By Laura Smith-Spark
WASHINGTON — (CNN) The US government has identified a suspect believed to have been involved in the planning of ISIS attacks that rocked the French capital a year ago and Brussels, Belgium, in March.
Abdelilah Himich, also known as Abu Sulayman al-Faransi, was named in a US State Department statement Tuesday announcing the designation of three men as terrorists.
Himich is a “senior foreign terrorist fighter and external operations figure” for ISIS, according to the statement.
He is accused of creating a “European foreign terrorist fighter cell” in 2015 called the Tariq Ibn Ziyad Battalion that at one time numbered as many as 300 people and has provided operatives for ISIS attacks in Iraq, Syria and elsewhere.
“Himich was also reportedly involved in the planning of ISIL’s November 2015 Paris attacks and March 2016 Brussels attacks,” the statement said, using an alternative acronym for ISIS.
The series of coordinated gun and bomb attacks in Paris last year killed 130 people, 90 of them at a concert at the Bataclan venue and the others at a restaurant, two cafes and a sports stadium.

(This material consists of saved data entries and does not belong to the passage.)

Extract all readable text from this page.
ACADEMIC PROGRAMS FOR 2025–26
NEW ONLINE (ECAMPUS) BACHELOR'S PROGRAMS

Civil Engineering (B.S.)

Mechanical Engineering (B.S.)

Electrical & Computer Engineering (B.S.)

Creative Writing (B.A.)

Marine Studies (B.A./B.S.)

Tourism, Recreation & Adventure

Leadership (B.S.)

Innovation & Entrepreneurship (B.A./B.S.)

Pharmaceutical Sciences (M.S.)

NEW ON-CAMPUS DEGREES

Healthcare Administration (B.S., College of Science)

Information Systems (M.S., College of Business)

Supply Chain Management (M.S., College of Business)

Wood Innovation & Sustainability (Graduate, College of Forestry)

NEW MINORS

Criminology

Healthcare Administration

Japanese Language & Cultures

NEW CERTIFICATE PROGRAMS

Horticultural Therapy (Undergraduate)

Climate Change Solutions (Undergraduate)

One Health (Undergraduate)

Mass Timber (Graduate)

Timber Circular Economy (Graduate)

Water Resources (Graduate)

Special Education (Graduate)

Events were held this month to commemorate the victims, including a performance by musician Sting to reopen the Bataclan.
A source close to the investigation into the Paris attacks told CNN last year that a surviving concertgoer from the Bataclan told investigators that a gunman asked another of the attackers whether he was going to call an individual called “Souleymane” as the attack was ongoing.
But it’s not known whether this could have been a reference to the alias used by Himrich, or to another ISIS member.
Brussels bombers
Thirty-two people were killed and more than 300 were injured March 22 when three suicide bombers blew themselves up at the Brussels airport and on the city’s metro.
Investigators have long said the Paris and Brussels attacks were planned and carried out by the same ISIS network.
Two suspects in the attacks are in French custody.
A French intelligence source told CNN earlier this month that investigators had identified the suspected coordinator of the Paris and Brussels terror attacks as a man named Oussama Atar, who remains at large.
The other two men designated in the State Department release were Abdullah Ahmed al-Meshedani and Basil Hassan.
The former is described as an ISIS leader “who manages arriving foreign terrorist fighters, handles guesthouses for them, and transports suicide bombers” on behalf of ISIS. He’s also reportedly an adviser to ISIS leader Abu Bakr al-Baghdadi.
Hassan is said to be an “external operations plotter” who in 2013 was accused of shooting Danish author and journalist Lars Hedegaard.
After his arrest in Turkey in 2014, Hassan was released as part of an alleged exchange for 49 hostages held by ISIS, the State Department said, and is believed to have traveled to Syria to join the terror group.